BHP Group Ltd (ASX: BHP) shares are down 0.3% during the Wednesday lunch hour.
The S&P/ASX 200 Index (ASX: XJO) mining giant closed yesterday trading for $44.19 a share. At time of writing shares are changing hands for $44.06 apiece.
For some context, the ASX 200 is down 0.9% at this same time.
That's today's price action for you.
Now what's all this about a US$45 billion (AU$70 billion) cloud?
Is the ASX 200 miner facing a $70 billion hit?
The ongoing potential financial hit to BHP shares relates to the 2015 Samarco Fundao iron ore tailings dam collapse in Brazil. The Fundao Dam was owned and operated by Samarco Mineracao, a joint venture between BHP Brasil and Vale.
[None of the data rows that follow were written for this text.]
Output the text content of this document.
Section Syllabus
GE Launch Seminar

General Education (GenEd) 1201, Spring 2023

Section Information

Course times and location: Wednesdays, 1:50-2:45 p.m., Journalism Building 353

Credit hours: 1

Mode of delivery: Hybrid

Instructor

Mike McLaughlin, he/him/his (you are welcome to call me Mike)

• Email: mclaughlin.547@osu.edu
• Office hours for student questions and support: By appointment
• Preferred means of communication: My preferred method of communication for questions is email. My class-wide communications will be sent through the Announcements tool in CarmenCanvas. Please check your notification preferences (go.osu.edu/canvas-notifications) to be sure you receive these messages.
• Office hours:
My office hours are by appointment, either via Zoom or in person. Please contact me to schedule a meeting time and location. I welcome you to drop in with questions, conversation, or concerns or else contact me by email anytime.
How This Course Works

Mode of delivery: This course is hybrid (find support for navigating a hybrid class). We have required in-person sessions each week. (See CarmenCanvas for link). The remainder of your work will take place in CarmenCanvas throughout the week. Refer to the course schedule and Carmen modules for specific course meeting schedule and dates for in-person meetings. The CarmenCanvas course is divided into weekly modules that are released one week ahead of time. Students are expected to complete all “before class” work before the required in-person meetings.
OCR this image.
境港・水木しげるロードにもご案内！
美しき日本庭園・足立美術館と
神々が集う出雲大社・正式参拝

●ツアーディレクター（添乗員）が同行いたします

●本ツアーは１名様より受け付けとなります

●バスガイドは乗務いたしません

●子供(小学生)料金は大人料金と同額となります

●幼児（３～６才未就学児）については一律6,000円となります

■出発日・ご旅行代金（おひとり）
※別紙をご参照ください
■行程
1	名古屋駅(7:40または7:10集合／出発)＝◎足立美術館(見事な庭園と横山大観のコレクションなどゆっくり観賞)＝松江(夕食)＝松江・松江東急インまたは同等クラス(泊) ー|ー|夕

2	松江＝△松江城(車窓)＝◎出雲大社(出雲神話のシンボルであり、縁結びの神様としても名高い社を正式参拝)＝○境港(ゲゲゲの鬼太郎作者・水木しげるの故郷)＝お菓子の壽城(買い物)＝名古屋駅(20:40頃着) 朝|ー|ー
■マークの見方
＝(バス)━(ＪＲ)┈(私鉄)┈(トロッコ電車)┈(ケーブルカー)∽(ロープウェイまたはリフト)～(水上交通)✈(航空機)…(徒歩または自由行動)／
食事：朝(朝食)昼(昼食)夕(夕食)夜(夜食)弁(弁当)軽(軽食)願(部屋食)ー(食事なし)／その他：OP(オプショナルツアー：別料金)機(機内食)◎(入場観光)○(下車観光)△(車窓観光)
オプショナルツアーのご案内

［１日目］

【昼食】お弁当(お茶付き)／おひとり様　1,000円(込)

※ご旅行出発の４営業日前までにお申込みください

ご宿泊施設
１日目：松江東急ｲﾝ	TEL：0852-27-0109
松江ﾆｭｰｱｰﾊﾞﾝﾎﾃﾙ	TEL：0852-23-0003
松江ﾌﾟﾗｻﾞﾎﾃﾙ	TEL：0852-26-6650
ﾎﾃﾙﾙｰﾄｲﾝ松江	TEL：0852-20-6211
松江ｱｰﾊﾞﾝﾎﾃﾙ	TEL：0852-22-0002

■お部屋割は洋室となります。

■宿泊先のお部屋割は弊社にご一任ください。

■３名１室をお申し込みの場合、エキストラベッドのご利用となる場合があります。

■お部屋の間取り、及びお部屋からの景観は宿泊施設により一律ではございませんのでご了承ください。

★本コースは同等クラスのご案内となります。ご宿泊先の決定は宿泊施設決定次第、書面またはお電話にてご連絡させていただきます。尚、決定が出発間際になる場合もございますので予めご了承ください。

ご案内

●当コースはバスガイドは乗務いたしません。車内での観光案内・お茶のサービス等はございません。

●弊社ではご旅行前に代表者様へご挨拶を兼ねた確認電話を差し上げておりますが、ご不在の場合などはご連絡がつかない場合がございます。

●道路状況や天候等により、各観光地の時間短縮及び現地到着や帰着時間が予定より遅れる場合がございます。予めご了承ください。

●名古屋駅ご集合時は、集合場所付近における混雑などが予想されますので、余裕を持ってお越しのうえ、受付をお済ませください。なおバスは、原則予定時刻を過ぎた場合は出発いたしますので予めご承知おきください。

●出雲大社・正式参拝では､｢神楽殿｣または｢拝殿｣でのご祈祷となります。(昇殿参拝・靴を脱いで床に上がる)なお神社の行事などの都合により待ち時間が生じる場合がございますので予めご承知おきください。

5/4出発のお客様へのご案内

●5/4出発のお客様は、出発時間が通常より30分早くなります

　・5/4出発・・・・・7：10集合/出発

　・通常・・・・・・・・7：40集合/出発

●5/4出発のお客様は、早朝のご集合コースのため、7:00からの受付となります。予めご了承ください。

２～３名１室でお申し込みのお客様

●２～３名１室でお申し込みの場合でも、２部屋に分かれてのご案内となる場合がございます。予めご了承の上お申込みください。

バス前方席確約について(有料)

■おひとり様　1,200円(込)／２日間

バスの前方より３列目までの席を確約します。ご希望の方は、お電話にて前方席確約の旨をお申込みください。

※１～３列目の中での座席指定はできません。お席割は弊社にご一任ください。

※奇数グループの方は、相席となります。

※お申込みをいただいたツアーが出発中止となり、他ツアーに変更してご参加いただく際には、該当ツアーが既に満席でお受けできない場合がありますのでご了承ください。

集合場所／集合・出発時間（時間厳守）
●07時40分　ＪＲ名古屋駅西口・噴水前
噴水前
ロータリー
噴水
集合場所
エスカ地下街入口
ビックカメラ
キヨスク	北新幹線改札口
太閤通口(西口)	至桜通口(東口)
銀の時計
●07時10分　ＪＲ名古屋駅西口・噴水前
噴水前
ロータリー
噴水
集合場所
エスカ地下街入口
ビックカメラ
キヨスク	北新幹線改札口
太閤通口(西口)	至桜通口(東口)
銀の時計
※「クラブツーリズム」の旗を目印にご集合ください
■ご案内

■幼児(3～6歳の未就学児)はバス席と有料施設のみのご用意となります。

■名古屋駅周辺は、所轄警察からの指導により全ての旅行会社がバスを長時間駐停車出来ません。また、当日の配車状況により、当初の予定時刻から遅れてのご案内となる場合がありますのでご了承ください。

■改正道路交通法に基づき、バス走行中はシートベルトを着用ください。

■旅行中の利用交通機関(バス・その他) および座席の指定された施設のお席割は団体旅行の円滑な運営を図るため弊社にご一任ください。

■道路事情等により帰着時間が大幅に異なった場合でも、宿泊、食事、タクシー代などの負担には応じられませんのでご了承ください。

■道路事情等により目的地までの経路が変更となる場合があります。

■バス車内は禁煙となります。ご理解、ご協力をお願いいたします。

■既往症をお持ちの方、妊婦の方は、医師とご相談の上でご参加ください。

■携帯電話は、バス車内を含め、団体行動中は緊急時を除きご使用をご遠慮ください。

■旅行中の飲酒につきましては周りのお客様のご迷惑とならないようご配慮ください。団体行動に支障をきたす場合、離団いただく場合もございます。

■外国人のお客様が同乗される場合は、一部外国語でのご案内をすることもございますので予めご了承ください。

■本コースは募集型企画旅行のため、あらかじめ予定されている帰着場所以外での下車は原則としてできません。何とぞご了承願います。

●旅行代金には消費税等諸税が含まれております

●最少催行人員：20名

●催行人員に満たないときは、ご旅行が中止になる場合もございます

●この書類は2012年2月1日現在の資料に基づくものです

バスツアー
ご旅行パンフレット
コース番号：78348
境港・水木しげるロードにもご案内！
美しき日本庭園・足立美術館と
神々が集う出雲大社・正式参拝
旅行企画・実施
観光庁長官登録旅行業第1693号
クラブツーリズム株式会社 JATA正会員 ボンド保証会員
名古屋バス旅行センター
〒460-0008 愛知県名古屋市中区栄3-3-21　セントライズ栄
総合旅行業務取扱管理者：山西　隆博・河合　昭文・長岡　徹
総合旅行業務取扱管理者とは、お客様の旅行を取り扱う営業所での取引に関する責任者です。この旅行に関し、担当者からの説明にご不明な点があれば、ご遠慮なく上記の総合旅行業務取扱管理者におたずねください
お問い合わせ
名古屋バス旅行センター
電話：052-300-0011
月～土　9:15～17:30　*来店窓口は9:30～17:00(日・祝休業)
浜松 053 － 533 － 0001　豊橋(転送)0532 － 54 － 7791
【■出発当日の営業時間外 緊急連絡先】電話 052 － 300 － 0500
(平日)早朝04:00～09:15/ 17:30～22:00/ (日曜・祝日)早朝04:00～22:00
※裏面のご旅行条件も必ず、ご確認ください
The dam's collapse unleashed a flood that killed 19 people and caused untold environmental destruction.
As of March this year, BHP and Vale had spent approximately US$6 billion on remediation and compensation programs through what's known as the Renova Foundation.
Earlier this month BHP reported:
Samarco's funding of the Renova Foundation will be capped at US$1 billion for the period CY2024 to CY2030. BHP Brasil and Vale will be required to provide funding to the Renova Foundation during this period to the extent that the funding amount required exceeds the US$1 billion cap.
The potential $70 billion hit to BHP shares comes atop its Renova commitments.
It's instead related to the ongoing class action lawsuit, which encompasses some 700,000 claimants.
Tom Goodhead is the CEO of Pogust Goodhead, the United Kingdom-based law firm spearheading the class action.
Commenting on the record-breaking size of the environmental class action bill, Goodhead said (courtesy of The Australian Financial Review), "It's a heavy number, but considering the level and scale of the damage and the context of other large-scale disasters, it's not surprising at all."
In a note to British Prime Minister Rishi Sunak earlier this year, the claimants wrote:
We are bringing a case against the biggest mining company in the world, BHP, for the damage and devastation it has caused to our lives and livelihoods.
But the mining giant insists it is already taking the required reparation efforts and claims the UK case is a duplicate of the one in Brazil.
According to a BHP spokeswoman:
BHP will continue to defend the UK group action and denies the claims in their entirety. This action is also unnecessary, as it duplicates matters already covered by the existing and ongoing work of the Renova Foundation and other legal proceedings in Brazil.
How have BHP shares been tracking?
BHP shares are up 12% over the past 12 months. That compares to a 2% gain posted by the ASX 200 over that same period.